Sevgi ve saygı, zorla mı?
Zorla ne sevgi olur ne de saygı. Boyun eğdirirseniz kendinizi alkışlatabilir ve önünüzde eğilmeye zorlayabilirsiniz. Bir arada yaşayacaksak birbirimize tahammül etmeyi öğrenmeliyiz.
Bu da birbirimizin üzerinde baskı kurmamakla mümkün. Şeytana tapan biri beni niye sevsin ya da bana saygı duysun ki, ya da ben sürekli şerrinden Allah’a sığındığım birine sevgi ya da saygı duyayım ki!
Hz. Muhammed devrinde Mekke’de yaşıyorsam, putlara saygı duymam mı gerekecekti! Ya da Hz. İbrahim, Nemrud’a, put yapan babasının yaptığı putlara saygı mı duyması gerekiyordu!.
Bu nasıl bir kafa!. Mabettekilerin siyasete müdahale etmemesini isteyenler, Mabeddeki ibadete müdahale ediyorlar.

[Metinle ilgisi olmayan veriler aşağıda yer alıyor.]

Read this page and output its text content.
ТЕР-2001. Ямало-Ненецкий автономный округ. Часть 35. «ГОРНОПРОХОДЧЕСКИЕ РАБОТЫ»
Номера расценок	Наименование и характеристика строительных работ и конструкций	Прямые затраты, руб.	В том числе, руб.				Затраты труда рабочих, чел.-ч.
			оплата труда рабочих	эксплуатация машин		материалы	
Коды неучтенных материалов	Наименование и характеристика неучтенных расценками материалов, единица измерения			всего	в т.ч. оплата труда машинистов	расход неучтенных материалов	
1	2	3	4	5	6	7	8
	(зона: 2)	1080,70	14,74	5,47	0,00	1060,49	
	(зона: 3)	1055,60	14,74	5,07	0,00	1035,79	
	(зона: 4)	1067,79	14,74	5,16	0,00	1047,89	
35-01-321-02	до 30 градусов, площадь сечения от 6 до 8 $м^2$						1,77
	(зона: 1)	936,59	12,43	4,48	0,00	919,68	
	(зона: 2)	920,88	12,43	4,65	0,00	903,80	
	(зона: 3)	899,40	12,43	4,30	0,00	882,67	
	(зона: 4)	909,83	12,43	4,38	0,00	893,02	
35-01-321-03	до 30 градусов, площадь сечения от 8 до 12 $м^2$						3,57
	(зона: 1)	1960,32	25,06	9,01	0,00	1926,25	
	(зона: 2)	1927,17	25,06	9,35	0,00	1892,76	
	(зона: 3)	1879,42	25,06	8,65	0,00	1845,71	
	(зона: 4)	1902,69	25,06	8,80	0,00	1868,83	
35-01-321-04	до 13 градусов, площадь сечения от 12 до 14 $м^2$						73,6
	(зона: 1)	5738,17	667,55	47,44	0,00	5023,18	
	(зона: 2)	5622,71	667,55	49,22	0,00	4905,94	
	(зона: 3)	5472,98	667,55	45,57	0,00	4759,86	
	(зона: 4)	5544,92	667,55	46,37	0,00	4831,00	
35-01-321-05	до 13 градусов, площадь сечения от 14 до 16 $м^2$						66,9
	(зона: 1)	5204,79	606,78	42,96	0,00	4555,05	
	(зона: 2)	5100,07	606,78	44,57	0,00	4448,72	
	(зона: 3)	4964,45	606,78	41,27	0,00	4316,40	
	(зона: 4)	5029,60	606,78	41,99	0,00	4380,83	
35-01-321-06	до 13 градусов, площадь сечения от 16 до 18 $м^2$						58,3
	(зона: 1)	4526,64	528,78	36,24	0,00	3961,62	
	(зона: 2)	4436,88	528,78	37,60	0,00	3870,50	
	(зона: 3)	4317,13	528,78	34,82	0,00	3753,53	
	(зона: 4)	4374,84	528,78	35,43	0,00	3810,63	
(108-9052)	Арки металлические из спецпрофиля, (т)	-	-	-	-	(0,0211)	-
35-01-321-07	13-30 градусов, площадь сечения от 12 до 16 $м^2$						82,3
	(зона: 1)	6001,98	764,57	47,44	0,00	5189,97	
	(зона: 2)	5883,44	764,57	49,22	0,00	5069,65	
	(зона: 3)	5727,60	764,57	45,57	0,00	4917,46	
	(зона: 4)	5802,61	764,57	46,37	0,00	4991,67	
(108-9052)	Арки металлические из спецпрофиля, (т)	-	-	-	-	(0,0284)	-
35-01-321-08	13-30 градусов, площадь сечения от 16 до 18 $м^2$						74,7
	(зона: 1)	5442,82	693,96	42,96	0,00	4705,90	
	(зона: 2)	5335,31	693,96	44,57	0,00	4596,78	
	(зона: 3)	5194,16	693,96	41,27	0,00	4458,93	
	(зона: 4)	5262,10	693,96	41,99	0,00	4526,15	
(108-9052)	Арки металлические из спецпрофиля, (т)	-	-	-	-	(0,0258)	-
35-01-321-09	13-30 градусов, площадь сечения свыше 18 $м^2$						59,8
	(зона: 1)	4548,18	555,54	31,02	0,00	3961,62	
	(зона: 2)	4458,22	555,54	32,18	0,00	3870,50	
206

Düşünün, bir adam çıkıyor diyor ki, “Kurtulmak için hacet yoktu Mustafa Kemal’e” siz ne derdiniz!. Mesela dese ki biri; “Kemalizm’le mücadele istila ile mücadeleden daha zor ve elzemdi” dese ne diyeceğiz.. Kemalistler “Kemalizm” yerine “İrtica”yı koydular ve böyle dediler. İrtica dedikleri İslam’dı. Mehmet Akif Safahat’ında sorar: “İrtica’ın sizin lehçede manası bu mu?” diye!